Pepe Tous tal vez fue el hombre más importante en la vida de Sara Montiel. Él fue quien más la apoyó para que dilatara su carrera y no se retirara. Le hizo caso, aunque sus últimos años fueron algo patéticos, ya sin voz y sin la figura espectacular de sus mejores tiempos, sobre todo cuando aparecía en programas rosa de televisión simulando una continuada pelea con su buena amiga Marujita Diaz. Quien cuando murió la madre de Sara la acogió en su casa un mes. La Montiel pasó entonces unos meses muy deprimida. Fue durante varias semanas al cementerio, de madrugada, y se sentaba ante la tumba de su madre, llorando sin desmayo. Tuvo que ser ingresada en la clínica del eminente psiquiatra López Ibor. Ya en el nuevo siglo, sin duda al sentirse presa de una gran soledad, cometió el mayor error de su existencia: casarse por lo civil con un cubano cuarenta años menor, Tony Hernández, admirador suyo desde la infancia, del que se dijo que era "gay". Sacó éste buen partido de aquel absurdo matrimonio, paseándose por las televisiones y ganando más dinero que podía soñar viviendo en La Habana, su ciudad. La boda, en octubre de 2002, quedó en agua de borrajas, al disolverse la unión en julio de 2003. Sara Montiel falleció diez años después, hará cinco el próximo 8 de abril. Fue el último gran mito del cine español.
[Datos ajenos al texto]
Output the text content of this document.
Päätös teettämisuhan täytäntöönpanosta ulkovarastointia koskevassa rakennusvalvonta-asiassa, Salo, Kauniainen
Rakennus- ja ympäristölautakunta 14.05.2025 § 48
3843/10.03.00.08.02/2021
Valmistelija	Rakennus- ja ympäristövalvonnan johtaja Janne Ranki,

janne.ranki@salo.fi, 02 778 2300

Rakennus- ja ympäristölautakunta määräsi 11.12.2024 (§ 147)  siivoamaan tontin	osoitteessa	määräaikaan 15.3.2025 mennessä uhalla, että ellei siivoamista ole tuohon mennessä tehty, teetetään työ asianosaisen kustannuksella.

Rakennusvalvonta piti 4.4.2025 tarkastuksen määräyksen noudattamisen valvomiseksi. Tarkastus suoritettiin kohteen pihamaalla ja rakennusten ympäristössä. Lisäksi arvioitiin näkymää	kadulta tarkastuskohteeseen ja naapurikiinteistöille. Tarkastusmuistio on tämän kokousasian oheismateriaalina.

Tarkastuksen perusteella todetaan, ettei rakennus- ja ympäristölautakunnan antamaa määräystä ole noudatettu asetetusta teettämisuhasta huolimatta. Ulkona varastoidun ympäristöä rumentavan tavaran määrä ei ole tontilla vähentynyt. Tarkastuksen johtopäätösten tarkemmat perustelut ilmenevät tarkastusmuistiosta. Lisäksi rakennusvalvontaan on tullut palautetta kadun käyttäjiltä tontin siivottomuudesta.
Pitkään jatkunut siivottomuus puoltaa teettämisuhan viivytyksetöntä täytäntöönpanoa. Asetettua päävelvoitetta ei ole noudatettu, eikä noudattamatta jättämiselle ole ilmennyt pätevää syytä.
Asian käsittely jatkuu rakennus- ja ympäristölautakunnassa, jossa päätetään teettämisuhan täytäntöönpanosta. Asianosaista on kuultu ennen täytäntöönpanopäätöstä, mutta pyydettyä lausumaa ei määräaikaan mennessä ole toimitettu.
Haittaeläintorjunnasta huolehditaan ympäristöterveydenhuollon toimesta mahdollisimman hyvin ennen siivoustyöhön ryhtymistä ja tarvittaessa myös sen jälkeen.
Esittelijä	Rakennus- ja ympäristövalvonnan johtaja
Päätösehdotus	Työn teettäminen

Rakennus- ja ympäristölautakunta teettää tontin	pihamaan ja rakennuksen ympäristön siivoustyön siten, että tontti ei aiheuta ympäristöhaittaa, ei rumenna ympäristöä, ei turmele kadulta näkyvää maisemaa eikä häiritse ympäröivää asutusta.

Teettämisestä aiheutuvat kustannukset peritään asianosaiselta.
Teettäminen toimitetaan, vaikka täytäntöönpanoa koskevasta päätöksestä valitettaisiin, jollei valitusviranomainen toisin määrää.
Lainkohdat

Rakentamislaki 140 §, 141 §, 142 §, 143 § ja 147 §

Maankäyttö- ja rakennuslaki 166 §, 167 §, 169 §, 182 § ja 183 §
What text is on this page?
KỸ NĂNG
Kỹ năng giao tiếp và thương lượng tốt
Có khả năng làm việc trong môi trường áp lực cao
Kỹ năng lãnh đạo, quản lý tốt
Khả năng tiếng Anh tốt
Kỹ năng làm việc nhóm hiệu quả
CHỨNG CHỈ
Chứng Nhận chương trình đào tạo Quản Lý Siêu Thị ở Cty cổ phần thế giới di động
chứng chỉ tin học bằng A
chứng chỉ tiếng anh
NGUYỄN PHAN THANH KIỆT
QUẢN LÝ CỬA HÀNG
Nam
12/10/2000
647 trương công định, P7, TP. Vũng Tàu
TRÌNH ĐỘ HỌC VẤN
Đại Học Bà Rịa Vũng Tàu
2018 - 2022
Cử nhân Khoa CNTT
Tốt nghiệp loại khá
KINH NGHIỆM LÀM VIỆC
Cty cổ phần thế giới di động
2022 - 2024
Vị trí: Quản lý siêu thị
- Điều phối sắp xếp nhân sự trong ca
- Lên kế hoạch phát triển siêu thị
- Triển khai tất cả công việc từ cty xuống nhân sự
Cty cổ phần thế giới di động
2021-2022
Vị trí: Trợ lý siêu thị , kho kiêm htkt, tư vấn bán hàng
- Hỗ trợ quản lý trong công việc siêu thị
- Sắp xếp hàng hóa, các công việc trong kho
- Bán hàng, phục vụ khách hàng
El último amante que tuvo Sara fue Giancarlo del Duca, al que tuvo de galán en "La mujer perdida", de 1966. Actor mediocre, que se dedicaba a aparecer en fotonovelas, los "fumetti" de su país. Con el italiano tuvo amores, aunque no continuados. En las postrimerías de Sara, lo invitaba a su casa madrileña. se acostaban y él aprovechaba para posar ante los reporteros y rebañar alguna intervención en esos programas rosas de la tele. Porque en Génova, donde vivía, no se comía una rosca y vivía de prestado. Con su mujer. La que al leer un día la revista Lecturas diciendo que su marido iba a casarse con la Montiel, se tronchaba de risa. Un espabilado que, al menos, hizo feliz los últimos años de vida de la criptanense. Y él se sirvió a su vez de ella, fingiendo que la quería. Sara tenía que haberle cantado aquello de "Pichi...".